What I really wanted to do here was to make fun of some dads. Sometimes you do just have to be honest with your readers, so here I am. When I sat down to think about this week’s column, all I aimed to do was to gently lampoon some white middle-aged men, all of whom seem to have podcasts.
It all started when Ed Balls and George Osborne announced that they were launching a show together, to discuss the British economy and its many woes. It made me want to sigh until my lungs collapsed in on themselves. Do we really need them to join the fray?
We already have Rory Stewart and Alastair Campbell’s The Rest Is Politics, where Westminster frenemies offer the illusion of debate by occasionally, politely disagreeing with one another. Can’t any of them get real jobs? Speaking of which, why can’t someone – anyone – get Matt Hancock to stop posting on TikTok?
This is where my plan to be vicious but ultimately hollow over the course of roughly 800 words hit a roadblock. There is one quite obvious thing that all five men have in common: they all reached very senior positions in politics – cabinet ministers, shadow chancellor, Downing Street director of comms – but left said positions before even turning 50. What if the problem wasn’t their desire to keep rambling on about what they think? What if it was structural?
Annoyingly, it’s a theory that the data seems to back up. Between 1945 and 1955, the average age of cabinet ministers was 55 years old. In 2015, it was 50. Five years may not seem like a lot in the grand scheme of things but context is everything. In 1950, life expectancy was 68 years old; by 2015, it had risen by a whopping 13 years, all the way up to 81.
Though members of parliament probably weren’t, for the most part, the people dying particularly young, it seems fair to suggest that we now live better and longer lives than we did some decades ago. In practice this means that politicians (and their advisers) can today have fully fledged, successful political careers that still end about 25 years before they’re due to retire.
Because it is a fairly recent phenomenon, there is no road map for what they ought to do next. Not every cabinet minister will end up in the House of Lords, as they used to, and not every former frontbencher will want to haunt the back benches until they shuffle off this mortal coil. As the outraged reaction when Nick Clegg joined Facebook in 2018 showed, there are also a number of jobs which are deemed to be unseemly for one-time MPs to take.
Getting a regular gig may not be straightforward either. Being an MP means having a working life that is unlike any other job, with no boss to speak of, some whimsical working hours, and a degree of freedom to set your own schedule and just do what you like – which few offices can offer. Having spoken to my fair share of former parliamentarians over the years, I can say with a level of certainty that the return to civilian life is rarely smooth.

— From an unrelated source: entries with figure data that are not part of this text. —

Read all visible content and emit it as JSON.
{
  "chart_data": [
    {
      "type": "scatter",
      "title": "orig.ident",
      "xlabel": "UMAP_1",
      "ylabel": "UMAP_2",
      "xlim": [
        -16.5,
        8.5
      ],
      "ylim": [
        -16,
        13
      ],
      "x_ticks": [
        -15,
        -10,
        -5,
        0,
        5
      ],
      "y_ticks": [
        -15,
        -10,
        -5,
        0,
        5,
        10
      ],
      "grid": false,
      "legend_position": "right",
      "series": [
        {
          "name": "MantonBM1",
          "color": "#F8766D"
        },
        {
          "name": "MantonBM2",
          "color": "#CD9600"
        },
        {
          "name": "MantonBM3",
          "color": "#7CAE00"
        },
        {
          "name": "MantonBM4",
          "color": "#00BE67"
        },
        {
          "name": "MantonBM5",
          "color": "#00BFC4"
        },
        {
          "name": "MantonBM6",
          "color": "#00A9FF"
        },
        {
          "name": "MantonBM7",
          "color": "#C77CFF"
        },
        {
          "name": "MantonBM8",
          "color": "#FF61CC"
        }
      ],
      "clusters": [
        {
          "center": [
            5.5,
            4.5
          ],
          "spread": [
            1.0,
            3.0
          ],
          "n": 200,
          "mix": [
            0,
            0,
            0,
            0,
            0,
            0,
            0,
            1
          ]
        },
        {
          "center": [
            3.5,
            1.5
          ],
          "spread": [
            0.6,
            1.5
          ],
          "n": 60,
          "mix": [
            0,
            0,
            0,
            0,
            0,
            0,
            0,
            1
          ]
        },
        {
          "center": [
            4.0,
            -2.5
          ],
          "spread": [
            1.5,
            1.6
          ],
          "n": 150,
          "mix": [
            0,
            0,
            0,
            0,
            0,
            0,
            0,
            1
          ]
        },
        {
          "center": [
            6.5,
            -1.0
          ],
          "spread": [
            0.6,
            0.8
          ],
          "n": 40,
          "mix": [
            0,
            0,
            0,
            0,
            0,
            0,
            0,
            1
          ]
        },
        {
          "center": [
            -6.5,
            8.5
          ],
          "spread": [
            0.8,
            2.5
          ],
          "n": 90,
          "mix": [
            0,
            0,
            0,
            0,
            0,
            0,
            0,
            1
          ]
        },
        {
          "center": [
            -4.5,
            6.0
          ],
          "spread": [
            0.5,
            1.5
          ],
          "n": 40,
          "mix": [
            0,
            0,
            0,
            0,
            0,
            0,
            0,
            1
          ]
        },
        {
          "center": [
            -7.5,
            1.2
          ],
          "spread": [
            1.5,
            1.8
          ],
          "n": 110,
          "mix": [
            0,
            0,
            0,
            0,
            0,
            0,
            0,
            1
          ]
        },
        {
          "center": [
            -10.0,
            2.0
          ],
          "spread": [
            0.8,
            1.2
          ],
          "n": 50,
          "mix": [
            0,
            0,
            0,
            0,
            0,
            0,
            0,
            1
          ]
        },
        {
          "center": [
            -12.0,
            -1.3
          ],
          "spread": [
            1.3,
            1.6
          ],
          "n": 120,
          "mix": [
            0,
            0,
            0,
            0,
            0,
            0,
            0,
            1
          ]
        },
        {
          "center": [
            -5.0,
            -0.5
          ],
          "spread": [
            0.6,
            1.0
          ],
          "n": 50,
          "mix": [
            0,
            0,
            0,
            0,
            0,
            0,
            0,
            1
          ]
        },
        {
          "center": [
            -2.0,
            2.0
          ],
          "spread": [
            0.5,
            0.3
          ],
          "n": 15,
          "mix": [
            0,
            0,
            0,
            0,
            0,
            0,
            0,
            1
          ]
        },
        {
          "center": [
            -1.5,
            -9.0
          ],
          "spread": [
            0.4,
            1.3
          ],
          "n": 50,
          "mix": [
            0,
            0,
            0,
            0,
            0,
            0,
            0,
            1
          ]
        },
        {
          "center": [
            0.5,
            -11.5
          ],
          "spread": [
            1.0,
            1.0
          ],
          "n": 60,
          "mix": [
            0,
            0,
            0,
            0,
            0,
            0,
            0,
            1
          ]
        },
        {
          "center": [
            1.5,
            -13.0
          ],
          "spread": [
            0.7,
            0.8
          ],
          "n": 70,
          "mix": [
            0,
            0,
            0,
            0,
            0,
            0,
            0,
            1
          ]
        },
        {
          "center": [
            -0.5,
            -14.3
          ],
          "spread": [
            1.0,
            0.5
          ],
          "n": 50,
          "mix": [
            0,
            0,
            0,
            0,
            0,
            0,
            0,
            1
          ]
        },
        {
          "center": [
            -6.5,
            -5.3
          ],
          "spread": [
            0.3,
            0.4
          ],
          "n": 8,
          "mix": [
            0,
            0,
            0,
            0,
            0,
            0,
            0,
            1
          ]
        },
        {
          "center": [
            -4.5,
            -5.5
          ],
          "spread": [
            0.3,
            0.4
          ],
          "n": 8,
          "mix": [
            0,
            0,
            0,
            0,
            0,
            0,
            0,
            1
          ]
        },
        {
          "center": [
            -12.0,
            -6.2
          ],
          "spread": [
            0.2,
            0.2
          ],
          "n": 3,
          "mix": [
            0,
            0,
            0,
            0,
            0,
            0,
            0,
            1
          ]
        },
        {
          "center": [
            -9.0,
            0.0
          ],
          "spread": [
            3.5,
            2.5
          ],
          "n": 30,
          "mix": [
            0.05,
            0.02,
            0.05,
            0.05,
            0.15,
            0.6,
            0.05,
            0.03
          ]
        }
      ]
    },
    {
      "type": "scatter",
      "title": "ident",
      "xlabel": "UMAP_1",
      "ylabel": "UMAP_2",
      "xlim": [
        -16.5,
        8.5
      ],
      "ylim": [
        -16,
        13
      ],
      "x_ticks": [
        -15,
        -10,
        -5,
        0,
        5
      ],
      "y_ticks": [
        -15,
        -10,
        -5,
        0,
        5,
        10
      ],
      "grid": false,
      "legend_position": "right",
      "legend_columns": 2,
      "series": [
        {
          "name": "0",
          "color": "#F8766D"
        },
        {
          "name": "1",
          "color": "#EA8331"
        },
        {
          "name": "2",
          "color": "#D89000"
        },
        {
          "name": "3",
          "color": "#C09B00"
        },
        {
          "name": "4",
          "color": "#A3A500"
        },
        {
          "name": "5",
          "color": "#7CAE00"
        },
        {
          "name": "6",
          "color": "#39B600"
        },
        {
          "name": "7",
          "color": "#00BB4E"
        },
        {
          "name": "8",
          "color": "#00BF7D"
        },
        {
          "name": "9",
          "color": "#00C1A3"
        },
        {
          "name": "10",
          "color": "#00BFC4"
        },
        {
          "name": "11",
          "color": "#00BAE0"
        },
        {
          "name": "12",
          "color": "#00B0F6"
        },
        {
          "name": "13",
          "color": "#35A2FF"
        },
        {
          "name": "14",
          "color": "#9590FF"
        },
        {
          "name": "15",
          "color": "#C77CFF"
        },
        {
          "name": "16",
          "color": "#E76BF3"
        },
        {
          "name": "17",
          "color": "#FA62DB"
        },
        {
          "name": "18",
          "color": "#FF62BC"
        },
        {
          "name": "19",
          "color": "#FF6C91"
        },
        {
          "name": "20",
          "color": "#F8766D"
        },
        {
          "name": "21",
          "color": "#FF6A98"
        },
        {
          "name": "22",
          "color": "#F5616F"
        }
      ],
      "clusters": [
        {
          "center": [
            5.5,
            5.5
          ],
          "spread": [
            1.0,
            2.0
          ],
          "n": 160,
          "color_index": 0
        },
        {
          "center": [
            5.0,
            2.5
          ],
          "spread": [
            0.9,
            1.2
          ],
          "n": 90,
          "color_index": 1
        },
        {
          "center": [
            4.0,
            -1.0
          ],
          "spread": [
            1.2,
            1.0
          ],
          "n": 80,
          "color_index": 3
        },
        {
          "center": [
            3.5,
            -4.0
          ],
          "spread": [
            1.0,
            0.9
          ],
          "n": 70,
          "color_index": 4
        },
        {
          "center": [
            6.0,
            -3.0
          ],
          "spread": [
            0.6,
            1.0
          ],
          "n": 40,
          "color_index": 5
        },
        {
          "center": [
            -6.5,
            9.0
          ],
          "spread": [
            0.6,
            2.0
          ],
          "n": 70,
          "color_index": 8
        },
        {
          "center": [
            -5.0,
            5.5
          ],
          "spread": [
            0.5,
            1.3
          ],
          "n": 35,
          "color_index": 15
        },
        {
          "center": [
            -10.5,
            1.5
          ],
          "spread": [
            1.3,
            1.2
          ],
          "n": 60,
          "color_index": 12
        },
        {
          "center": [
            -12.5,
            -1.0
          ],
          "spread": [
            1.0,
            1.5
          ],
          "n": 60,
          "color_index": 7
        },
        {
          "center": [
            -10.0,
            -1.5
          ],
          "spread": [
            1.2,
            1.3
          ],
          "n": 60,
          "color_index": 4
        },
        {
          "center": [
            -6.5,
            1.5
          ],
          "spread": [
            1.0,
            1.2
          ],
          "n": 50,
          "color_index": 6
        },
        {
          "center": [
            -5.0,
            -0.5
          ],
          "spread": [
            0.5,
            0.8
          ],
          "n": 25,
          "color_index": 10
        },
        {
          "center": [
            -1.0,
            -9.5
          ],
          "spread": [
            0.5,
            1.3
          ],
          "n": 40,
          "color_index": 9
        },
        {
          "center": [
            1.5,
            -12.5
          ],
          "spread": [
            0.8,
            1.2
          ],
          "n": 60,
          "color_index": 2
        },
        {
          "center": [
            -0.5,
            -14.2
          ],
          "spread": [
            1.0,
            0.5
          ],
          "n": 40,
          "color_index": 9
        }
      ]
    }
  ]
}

Of course, there is also a personality problem. Becoming not only a politician but a senior figure in government or opposition means learning to be comfortable with a degree of public attention – or, for some of them, even revelling in it. As a columnist, sitting in my big, beautiful glass house, it isn’t really a trait I can mock.
To say I have sympathy for the terrible, heart-wrenching plight of former cabinet ministers in search of a way to fill 20 or 30 years of working life would be pushing it. Still, it seems worth wondering if we should have a proper conversation about what we want them to do in that time. We, as a people, do not like it when they leave parliament and take some slightly dodgy corporate gig in order to swim in a pool of cash. We object to them becoming lobbyists and frown at some of them becoming peers. I, personally, find it tedious when they start hosting podcasts.
So what do we actually want them to be doing then? There is no point in climbing on our collective high horse and demanding that they spend decades quietly doing charity work, or something suitably hair-shirty. We can only work with the politicians we have, not the ones we think we deserve. Obviously a lot of them will want money, prestige and attention – they never would have made it to parliament in the first place otherwise.
If we are to have a political culture in which people are chewed up and spat out by the time they reach middle age, we have to accept that many of them will have very public second acts. In the long run, I just hope that, one day, when it comes to the media industry, “your dad and his mate drone on for a while” stops being such a bafflingly successful formula.